Penalty rate cuts could affect thousands

Michele O’Neil talks to workers in Gosford

New data from Australian Unions has revealed that 5,000 Central Coast workers could lose $7,000 a year as employer attacks on penalty rates spread beyond the retail sector to target workers in administration, banking and finance.

ACTU President Michele O’Neil was in Gosford on April 14 to meet with concerned local workers and speak out against the employer proposals.

Key employer lobby groups have made submissions to the Fair Work Commission to remove penalty rates and other award protections in exchange for a one-off pay increase.

Analysis by the Australian Services Union shows the proposals would cost individual clerical workers up to $12,000 per year in wage cuts.

If upheld, workers’ break times, shift breaks, hours of work, overtime payments, and penalty rates would also be scrapped.

A receptionist on $67,000, doing six hours of overtime a week, would stand to lose $300 a week, or close to $16,000 a year under the proposal.

A senior administrative worker working Tuesday to Saturday each week would lose $7,000 each year.

O’Neil said the employers’ bid, led by the Australian Industry Group, would undermine the pay and conditions of about 720,000 clerical workers nationwide.

Employers have filed similar applications to strip away penalty rates for workers covered by the Banking, Finance and Insurance Award.

Workers in these sectors typically receive hundreds of dollars each week in penalty rates to help them get by.

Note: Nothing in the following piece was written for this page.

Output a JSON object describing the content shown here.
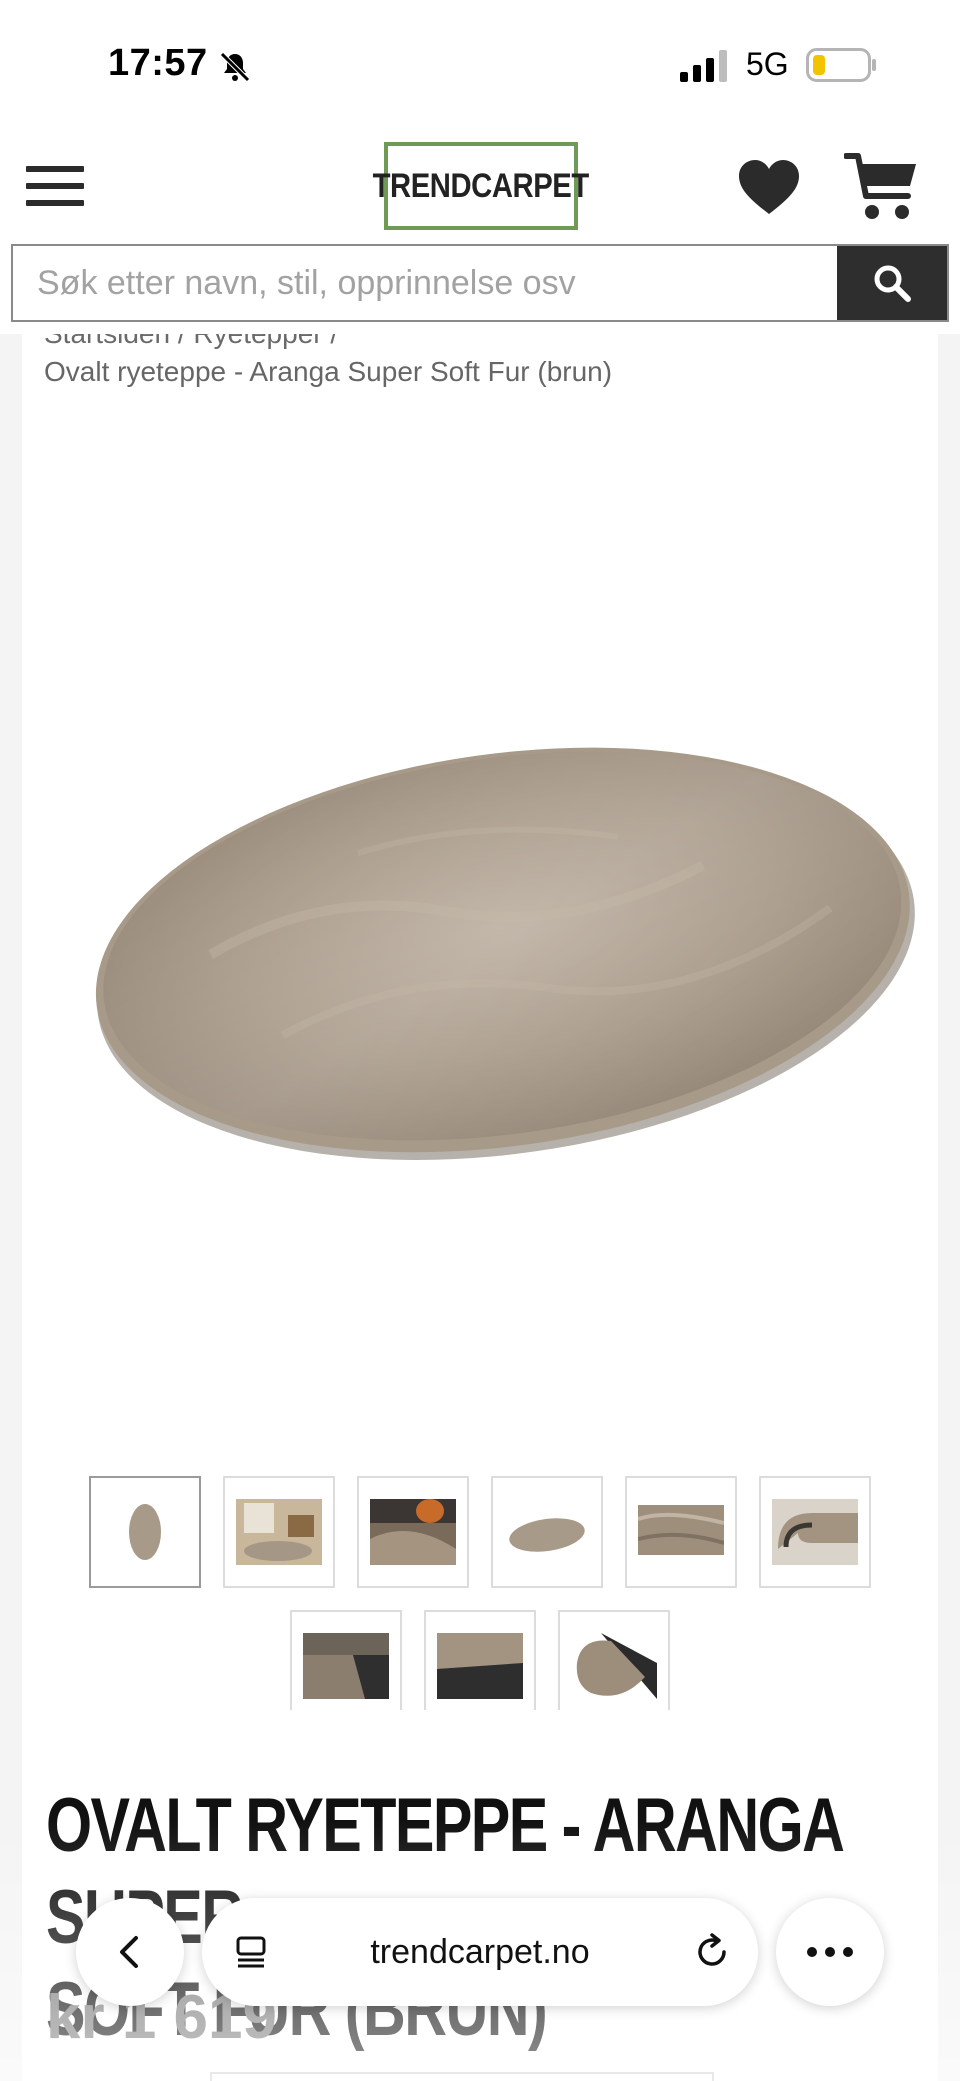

The latest attacks on penalty rates comes as the Australian Retailers Association, with the support of some of Australia’s largest retailers, including Coles, Woolworths, Bunnings, 7-Eleven, Kmart and Mecca, are seeking to cut penalty rates for an estimated 200,000 retail workers.

If the application is upheld, individual retail workers stand to lose $5,000 a year in wages earned through penalty rates, allowances and overtime, or more than $1B in total.

The Retailers Association wants penalty rates, overtime and other entitlements removed for permanent workers, in exchange for a one-off pay rise to buy out award protections.

Overall, more than one million Australians face wage cuts if penalty rates are removed from retail, finance and admin awards.

Employment and Workplace Relations Minister, Murray Watt has intervened in the case in support of retail workers, to stop the abolition of penalty rates.

Opposition Leader, Peter Dutton, has yet to intervene in either case and has not ruled out allowing cuts to penalty rates.

“Central Coast workers need to earn penalty rates to stay ahead of the price pressures we’ve all experienced,” O’Neil said.

“People deserve to be paid fairly for staying back or working anti-social hours at night and weekends.

“Penalty rates help regional workers in retail, admin, and finance – most of whom are women – to earn enough income to support themselves and their families.

“During the last Coalition government, Peter Dutton voted against protecting penalty rates eight times, after the Fair Work Commission cut penalty rates in similar circumstances in 2017.”